Par Assila Yassine | 2013-07-01
sous le numéro 2

L'avis à tiers détenteur (ATD) constitue un acte juridique de  recouvrement forcé qui permet au Trésor Public de recouvrer  à « la source» les créances publiques dues aux organes tels que l'Etat, les collectivités locales et leurs groupements et les Etablissements Publics.


On cite à titre  de créances publiques les impôts directs et taxes assimilées de l'Etat ainsi que la taxe sur la valeur ajoutée; désignés dans la suite de la présente loi « impôts et taxes »; les droits et taxes de douane; les droits d'enregistrement et de timbre et taxes assimilées; les produits et revenus domaniaux; le produit des exploitations et des participations financières de l'Etat ;  les amendes et condamnations pécuniaires ; les impôts et taxes des collectivités locales et de leurs groupements ; et toutes autres créances de l'Etat, des collectivités locales et de leurs groupements et des établissements publics dont la perception est confiée aux comptables chargés du recouvrement, à l'exclusion toutefois des créances de nature commerciale. 

 

Il s’agit d’une procédure administrative «exorbitante» de droit commun, qui s'applique à tous les impôts, pénalités et frais accessoires privilégiés recouvrés par les comptables des finances publiques. C’est une mesure de recouvrement forcé qui permet à un comptable public, de réclamer à un tiers, les fonds appartenant ou devant revenir à un contribuable récalcitrant.
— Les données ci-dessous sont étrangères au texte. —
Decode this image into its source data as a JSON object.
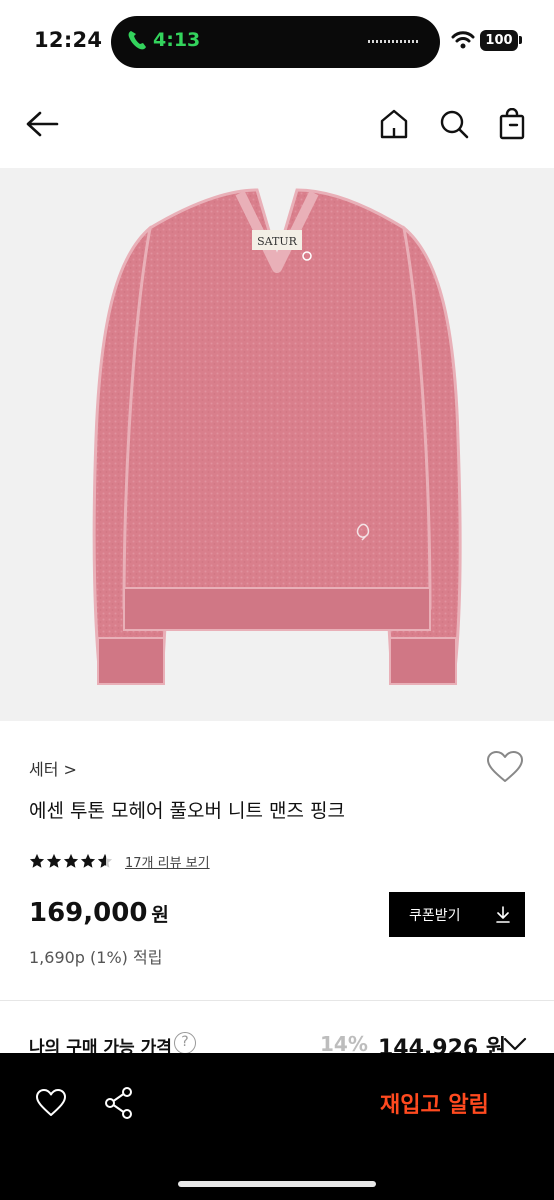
{
  "status_bar": {
    "time": "12:24",
    "call_time": "4:13",
    "battery": "100"
  },
  "header": {
    "back_icon": "arrow-left-icon",
    "home_icon": "home-icon",
    "search_icon": "search-icon",
    "bag_icon": "shopping-bag-icon"
  },
  "product": {
    "label_text": "SATUR",
    "category": "세터 >",
    "title": "에센 투톤 모헤어 풀오버 니트 맨즈 핑크",
    "rating": 4.5,
    "review_link": "17개 리뷰 보기",
    "price": "169,000",
    "price_unit": "원",
    "points": "1,690p (1%) 적립",
    "coupon_button": "쿠폰받기",
    "my_price_label": "나의 구매 가능 가격",
    "help_symbol": "?",
    "discount": "14%",
    "my_price": "144,926 원"
  },
  "bottom_bar": {
    "restock_button": "재입고 알림"
  },
  "colors": {
    "sweater": "#d97f8c",
    "accent": "#ff4a1f",
    "call_green": "#33d35c"
  }
}
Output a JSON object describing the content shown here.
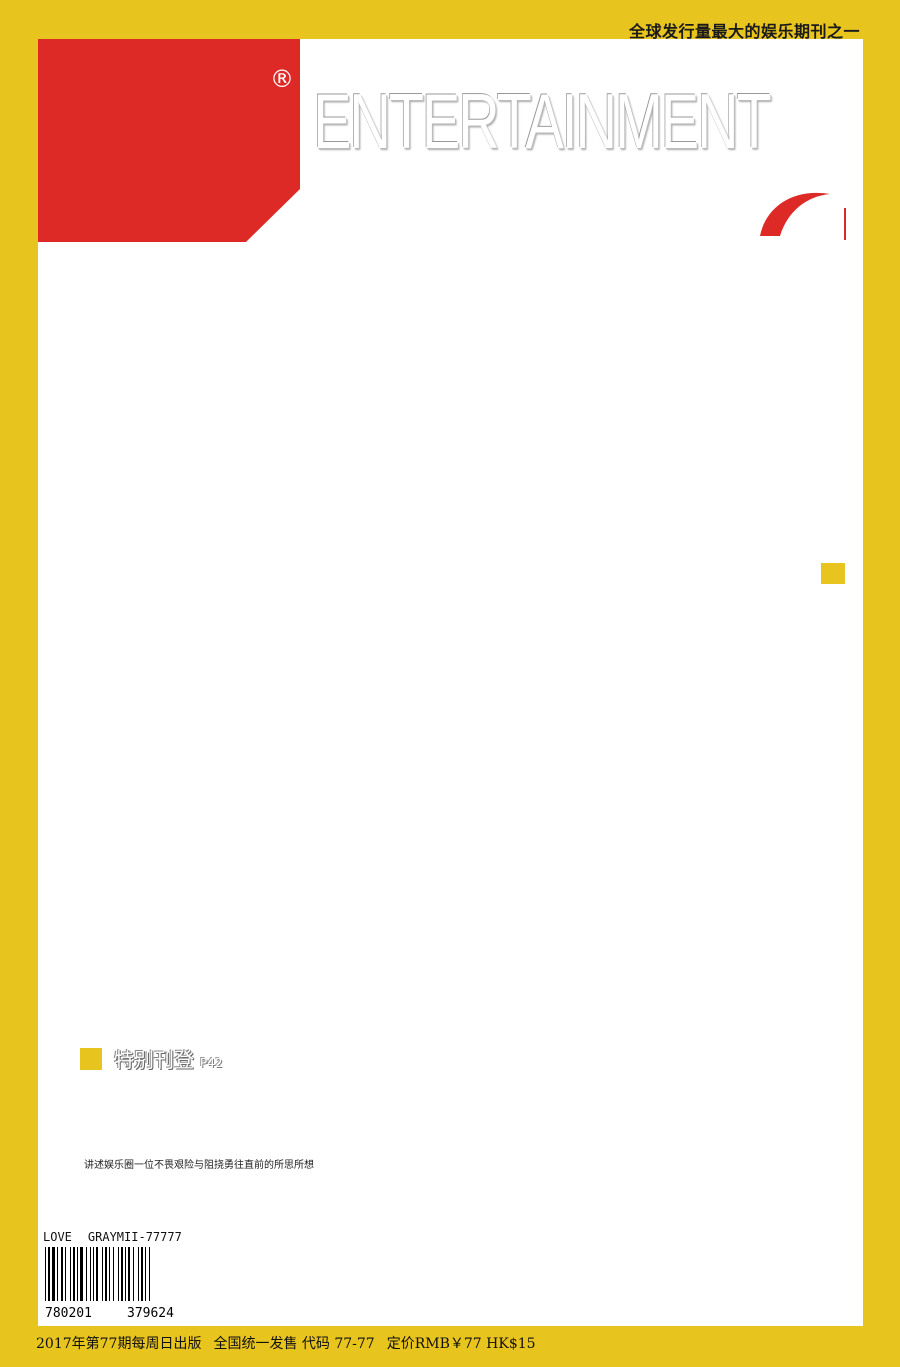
{
  "top_tagline": "全球发行量最大的娱乐期刊之一",
  "masthead": {
    "title": "ENTERTAINMENT",
    "registered_mark": "®"
  },
  "feature": {
    "label": "特别刊登",
    "page": "P42"
  },
  "description": "讲述娱乐圈一位不畏艰险与阻挠勇往直前的所思所想",
  "barcode": {
    "top_left": "LOVE",
    "top_right": "GRAYMII-77777",
    "number_left": "780201",
    "number_right": "379624"
  },
  "bottom_info": {
    "issue": "2017年第77期每周日出版",
    "distribution": "全国统一发售 代码 77-77",
    "price": "定价RMB￥77 HK$15"
  },
  "colors": {
    "frame": "#E8C41E",
    "accent_red": "#DE2A26",
    "panel": "#FFFFFF"
  }
}
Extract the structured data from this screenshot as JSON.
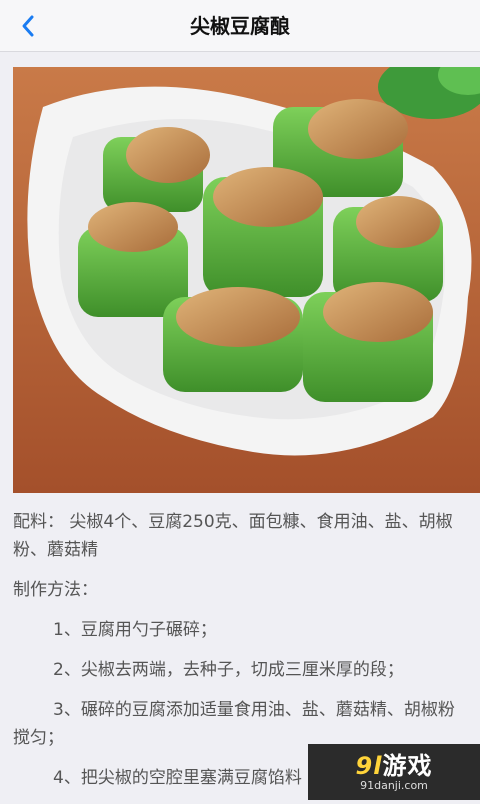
{
  "nav": {
    "title": "尖椒豆腐酿"
  },
  "recipe": {
    "ingredients": "配料： 尖椒4个、豆腐250克、面包糠、食用油、盐、胡椒粉、蘑菇精",
    "method_heading": "制作方法：",
    "steps": [
      "1、豆腐用勺子碾碎；",
      "2、尖椒去两端，去种子，切成三厘米厚的段；",
      "3、碾碎的豆腐添加适量食用油、盐、蘑菇精、胡椒粉搅匀；",
      "4、把尖椒的空腔里塞满豆腐馅料"
    ]
  },
  "watermark": {
    "logo_num": "9l",
    "logo_text": "游戏",
    "url": "91danji.com"
  },
  "colors": {
    "accent": "#1a7cf2",
    "text": "#555555"
  }
}
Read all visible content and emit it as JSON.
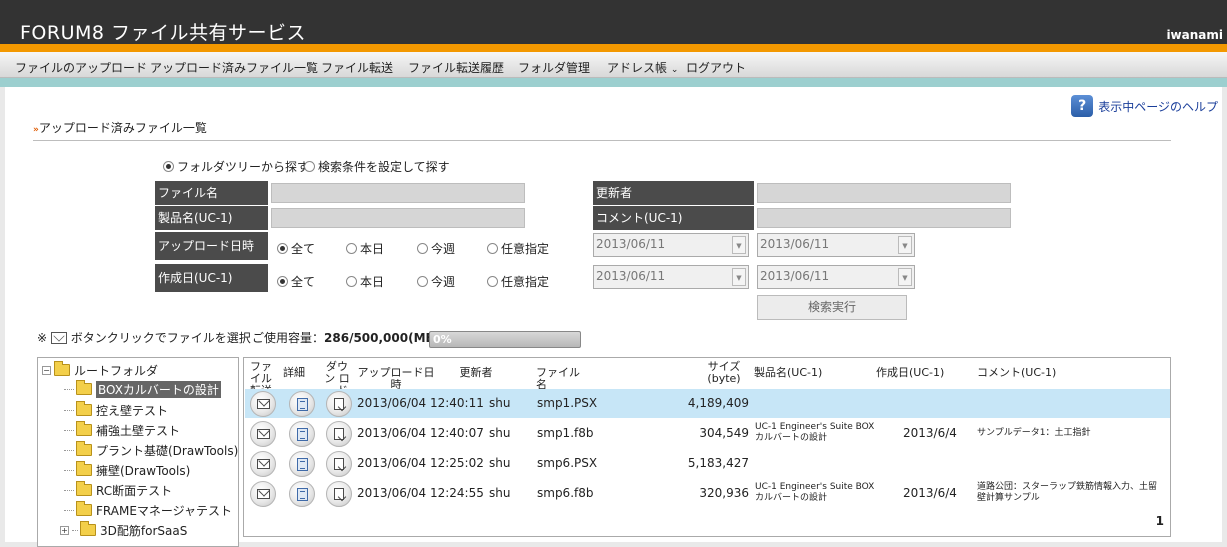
{
  "header": {
    "title": "FORUM8 ファイル共有サービス",
    "user": "iwanami"
  },
  "menu": [
    {
      "label": "ファイルのアップロード"
    },
    {
      "label": "アップロード済みファイル一覧"
    },
    {
      "label": "ファイル転送"
    },
    {
      "label": "ファイル転送履歴"
    },
    {
      "label": "フォルダ管理"
    },
    {
      "label": "アドレス帳",
      "caret": "⌄"
    },
    {
      "label": "ログアウト"
    }
  ],
  "help": {
    "label": "表示中ページのヘルプ",
    "icon": "question-icon"
  },
  "page": {
    "marker": "»",
    "title": "アップロード済みファイル一覧"
  },
  "search_mode": {
    "selected": "folder",
    "options": [
      "フォルダツリーから探す",
      "検索条件を設定して探す"
    ]
  },
  "form": {
    "file_name_label": "ファイル名",
    "product_label": "製品名(UC-1)",
    "upload_date_label": "アップロード日時",
    "created_label": "作成日(UC-1)",
    "updater_label": "更新者",
    "comment_label": "コメント(UC-1)",
    "date_options": [
      "全て",
      "本日",
      "今週",
      "任意指定"
    ],
    "date_values": [
      "2013/06/11",
      "2013/06/11",
      "2013/06/11",
      "2013/06/11"
    ],
    "search_button": "検索実行"
  },
  "strip": {
    "prefix": "※",
    "instruction": "ボタンクリックでファイルを選択",
    "usage_label": "ご使用容量：",
    "usage_value": "286/500,000(MB)",
    "progress_text": "0%",
    "progress_fraction": 0.0
  },
  "tree": {
    "expander": "−",
    "collapsed_expander": "+",
    "root": "ルートフォルダ",
    "items": [
      "BOXカルバートの設計",
      "控え壁テスト",
      "補強土壁テスト",
      "プラント基礎(DrawTools)",
      "擁壁(DrawTools)",
      "RC断面テスト",
      "FRAMEマネージャテスト",
      "3D配筋forSaaS"
    ],
    "selected_index": 0
  },
  "table": {
    "headers": {
      "transfer": "ファイル 転送",
      "detail": "詳細",
      "download": "ダウン ロード",
      "uploaded": "アップロード日時",
      "updater": "更新者",
      "file": "ファイル名",
      "size": "サイズ (byte)",
      "product": "製品名(UC-1)",
      "created": "作成日(UC-1)",
      "comment": "コメント(UC-1)"
    },
    "rows": [
      {
        "uploaded": "2013/06/04 12:40:11",
        "updater": "shu",
        "file": "smp1.PSX",
        "size": "4,189,409",
        "product": "",
        "created": "",
        "comment": ""
      },
      {
        "uploaded": "2013/06/04 12:40:07",
        "updater": "shu",
        "file": "smp1.f8b",
        "size": "304,549",
        "product": "UC-1 Engineer's Suite BOXカルバートの設計",
        "created": "2013/6/4",
        "comment": "サンプルデータ1：土工指針"
      },
      {
        "uploaded": "2013/06/04 12:25:02",
        "updater": "shu",
        "file": "smp6.PSX",
        "size": "5,183,427",
        "product": "",
        "created": "",
        "comment": ""
      },
      {
        "uploaded": "2013/06/04 12:24:55",
        "updater": "shu",
        "file": "smp6.f8b",
        "size": "320,936",
        "product": "UC-1 Engineer's Suite BOXカルバートの設計",
        "created": "2013/6/4",
        "comment": "道路公団：スターラップ鉄筋情報入力、土留壁計算サンプル"
      }
    ],
    "selected_row": 0,
    "page": "1"
  },
  "colors": {
    "accent": "#f39800",
    "topbar": "#333333",
    "teal": "#9ccfcf",
    "label_bg": "#4b4b4b",
    "selected_row": "#c7e6f7"
  }
}
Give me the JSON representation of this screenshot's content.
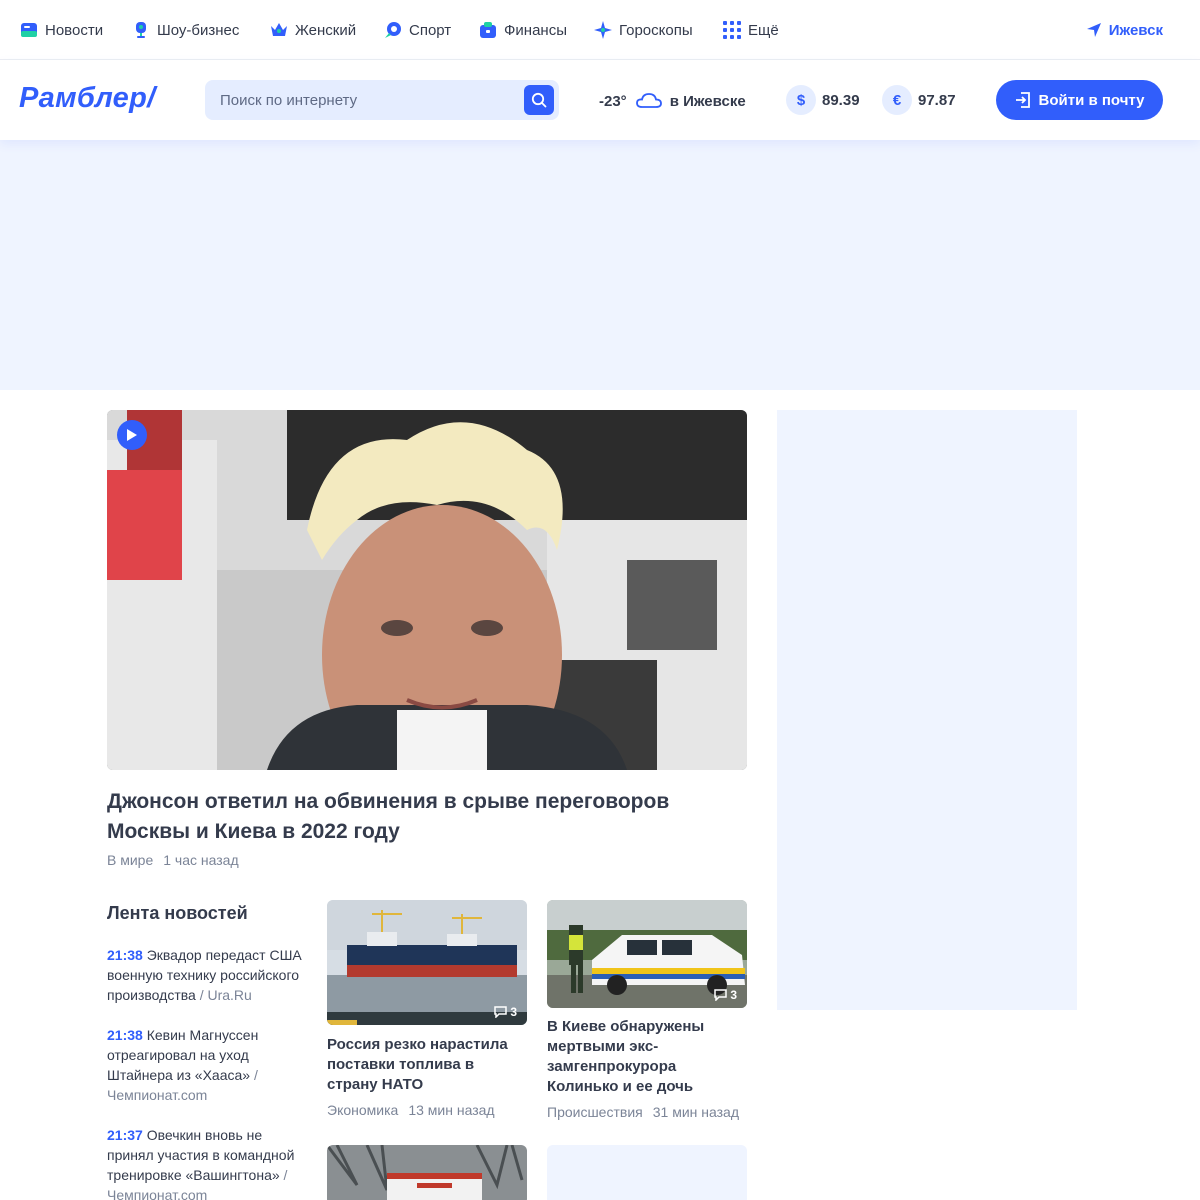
{
  "topnav": {
    "items": [
      {
        "label": "Новости",
        "icon": "news-icon",
        "color": "#315efb"
      },
      {
        "label": "Шоу-бизнес",
        "icon": "microphone-icon",
        "color": "#315efb"
      },
      {
        "label": "Женский",
        "icon": "crown-icon",
        "color": "#315efb"
      },
      {
        "label": "Спорт",
        "icon": "sport-icon",
        "color": "#315efb"
      },
      {
        "label": "Финансы",
        "icon": "wallet-icon",
        "color": "#315efb"
      },
      {
        "label": "Гороскопы",
        "icon": "star-icon",
        "color": "#315efb"
      },
      {
        "label": "Ещё",
        "icon": "grid-icon",
        "color": "#315efb"
      }
    ],
    "city": "Ижевск"
  },
  "header": {
    "logo": "Рамблер/",
    "search_placeholder": "Поиск по интернету",
    "weather": {
      "temp": "-23°",
      "location": "в Ижевске",
      "icon": "cloud-icon"
    },
    "rates": [
      {
        "symbol": "$",
        "value": "89.39"
      },
      {
        "symbol": "€",
        "value": "97.87"
      }
    ],
    "login_label": "Войти в почту"
  },
  "main_story": {
    "title": "Джонсон ответил на обвинения в срыве переговоров Москвы и Киева в 2022 году",
    "category": "В мире",
    "time": "1 час назад",
    "has_video": true
  },
  "feed": {
    "title": "Лента новостей",
    "items": [
      {
        "time": "21:38",
        "text": "Эквадор передаст США военную технику российского производства",
        "source": "Ura.Ru"
      },
      {
        "time": "21:38",
        "text": "Кевин Магнуссен отреагировал на уход Штайнера из «Хааса»",
        "source": "Чемпионат.com"
      },
      {
        "time": "21:37",
        "text": "Овечкин вновь не принял участия в командной тренировке «Вашингтона»",
        "source": "Чемпионат.com"
      }
    ]
  },
  "cards": [
    {
      "title": "Россия резко нарастила поставки топлива в страну НАТО",
      "category": "Экономика",
      "time": "13 мин назад",
      "comments": "3"
    },
    {
      "title": "В Киеве обнаружены мертвыми экс-замгенпрокурора Колинько и ее дочь",
      "category": "Происшествия",
      "time": "31 мин назад",
      "comments": "3"
    }
  ],
  "colors": {
    "accent": "#315efb",
    "text": "#343b4c",
    "muted": "#7b8497",
    "ad_bg": "#eff4ff"
  }
}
C’est un acte attributif de la propriété des fonds qui intéresse trois sujets de droit : le créancier, le débiteur et le tiers détenteur.

 

La personne à qui l'ATD est adressée doit avoir la qualité de tiers et les fonds détenus doivent l'être du chef du contribuable récalcitrant, c'est à dire lui appartenir ou devoir lui revenir.

 

Peuvent être recouvrée par voie d'avis à tiers détenteur les créances saisissables. S'agissant des créances insaisissables, ce sont toutes les sommes que la loi déclare insaisissables et incessibles.

 

Le Trésor jouit à compter de la date de mise en recouvrement du rôle d'un privilège sur les meubles et autres effets mobiliers appartenant aux redevables en quelque lieu qu'ils se trouvent.  Ce privilège s'exerce avant tous autres privilèges généraux ou spéciaux. A ce propos, Il résulte d’une décision de la Cour d’appel de Bordeaux, du 25 octobre 2005, n° 04/03936, qu’une saisie conservatoire de créance  ne peut être invoqué qu’à l’égard des autres créanciers chirographaires et non à l’égard du Trésor public qui peut se prévaloir d’un privilège légal du premier saisissant et  dont la créance fiscale bénéficiant du privilège général qui prime une créance chirographaire même garantie par une saisie conservatoire antérieure. 

 

L’avis à tiers détenteur est réglementé par le Dahir n° 1-00-175 du 28 moharrem 1421 (3 mai 2000) portant promulgation de la loi n°15-97  formant code de recouvrement des créances publiques.

 

Nous traitons la nature de la créance saisissable par voie d'avis à tiers détenteur de la forme de l’ATD et sa mise en place. Ensuite nous examinerons son effet attributif, sa contestation; et enfin les obligations et responsabilité des  tiers détenteurs;

 

I - La nature de la Créance saisissable par voie d'avis à tiers détenteur :

L'avis à tiers détenteur ne peut appréhender que des deniers certains, liquides et exigibles (des sommes d'argent). En ce qui concerne la saisie des comptes titres, il convient de recourir à la procédure de saisie des valeurs mobilières et des droits d'associés. Le titre exécutoire détenu par le comptable public constate qu’une créance est certaine liquide et exigible.

 

L'avis à tiers détenteur produit son effet sur les créances exigibles et s'étend aux créances conditionnelles ou à terme quelle que soit la date d’exigibilité. On relève que l'ATD  ne pourra être exécuté que lorsque la condition sera remplie ou le terme échu.

 

Cet effet d'attribution immédiat concerne donc les créances à terme ou conditionnelles que le contribuable récalcitrant possède à l'encontre des tiers détenteurs.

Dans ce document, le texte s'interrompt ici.